How to Implement Transactional Workflows with Single-Worker Access to Data Using DynamoDB and Pipedream?

user-1 · September 8, 2024, 11:35pm

This topic was automatically generated from Slack. You can find the original thread here.

How can I implement transactional workflows i.e. only one worker across all different workflows can access data at one time? I’m trying to use dynamodb but this is only at the action-level, not the workflow-level. I have multiple operations that I want to perform on a row at a time with various actions in between. It doesn’t seem this is supported with the concurrency configurations in Pipedream which are specific to a single workflow.

user-1 · September 8, 2024, 11:35pm

You might consider having a parent workflow that handles all the concurrency, then fans out to sub-workflows, depending on the conditions?
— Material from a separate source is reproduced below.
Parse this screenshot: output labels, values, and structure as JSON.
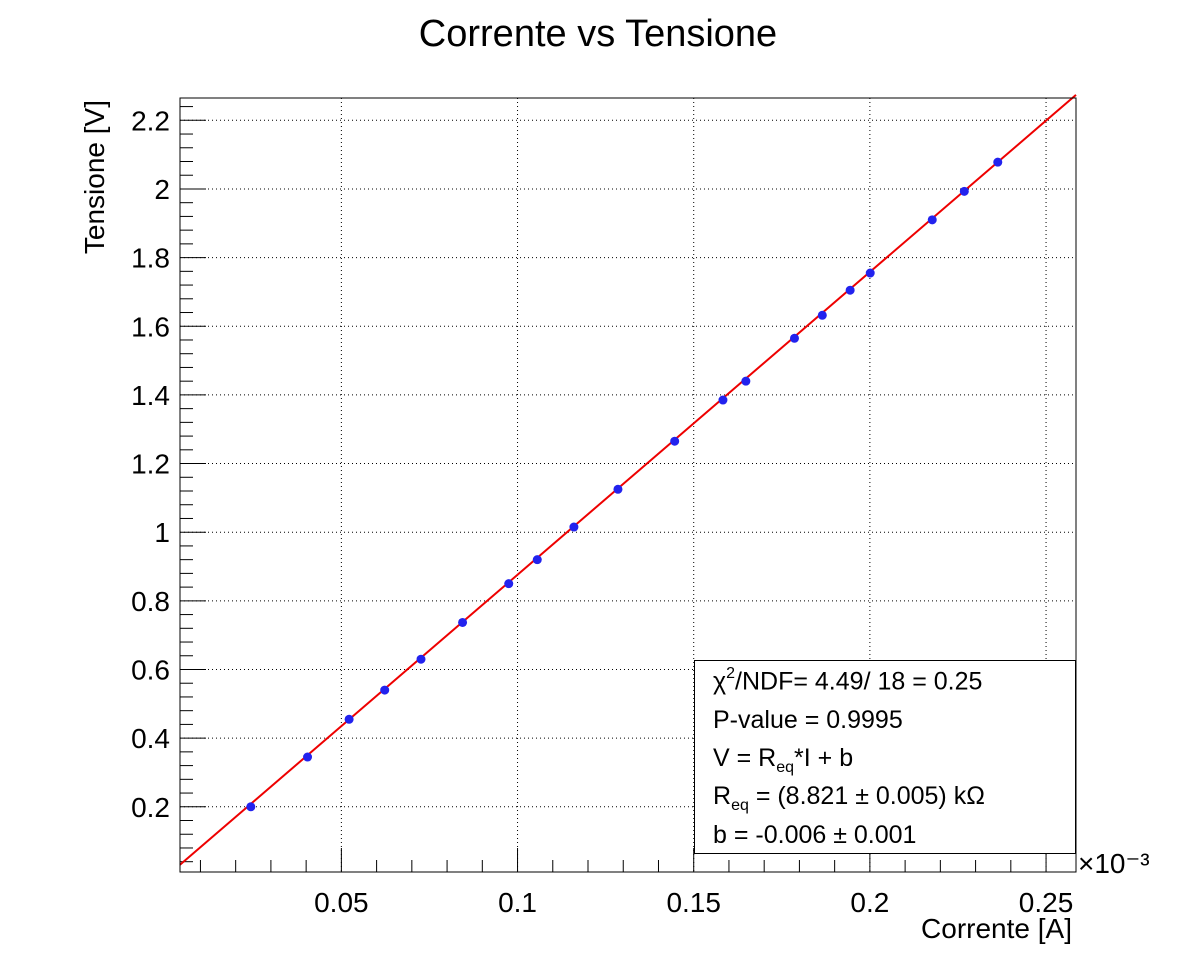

user-1 · September 8, 2024, 11:35pm

Under the hood, that’s exactly how if/else branching works, with $.flow.trigger(), which is a new API within Pipedream. Actually, so new it’s not yet documented

user-1 · September 8, 2024, 11:35pm

But there are some initial notes in the channel canvas here: Slack

user-1 · September 8, 2024, 11:35pm

An alternative could use Data Stores, where you write a record that you check before continuing (Data Stores are accessible to all workflows within a workspace), but there’s no guarantee you wouldn’t have race conditions that way.

user-1 · September 8, 2024, 11:35pm

If you’re using one workflow for all row operations, does setting the concurrency to 1 make it transactional?

user-1 · September 8, 2024, 11:35pm

These would be good options if I didn’t have to share event information between workflows. The workflow has to check whether another event has happened to determine the if/else branch. In this case I can outsource the shared data upstream to Twilio to solve this but if it were internal app data I don’t know how I would handle this without having to implement the transactions in code.

user-1 · September 8, 2024, 11:35pm

Sounds like you need to intentionally bottleneck your workflows.

The way I would do this is:
• Instead of performing transactional operations inside of each workflow, call a specific workflow to handle these.
◦ That workflow can be configured with a concurrency of 1, so it would be guaranteed never to run more than one transaction at a time. This would basically be the bottleneck.
• But before calling that centralized transactional workflow, I would call $.flow.rerun() in order to get a resume_url to pass to the transactional workflow.
◦ And once the transactional workflow is done, it could call the resume_url (and pass data back to it if necessary).
What do you think?

user-1 · September 8, 2024, 11:35pm

Yeah this works. Appreciate the help.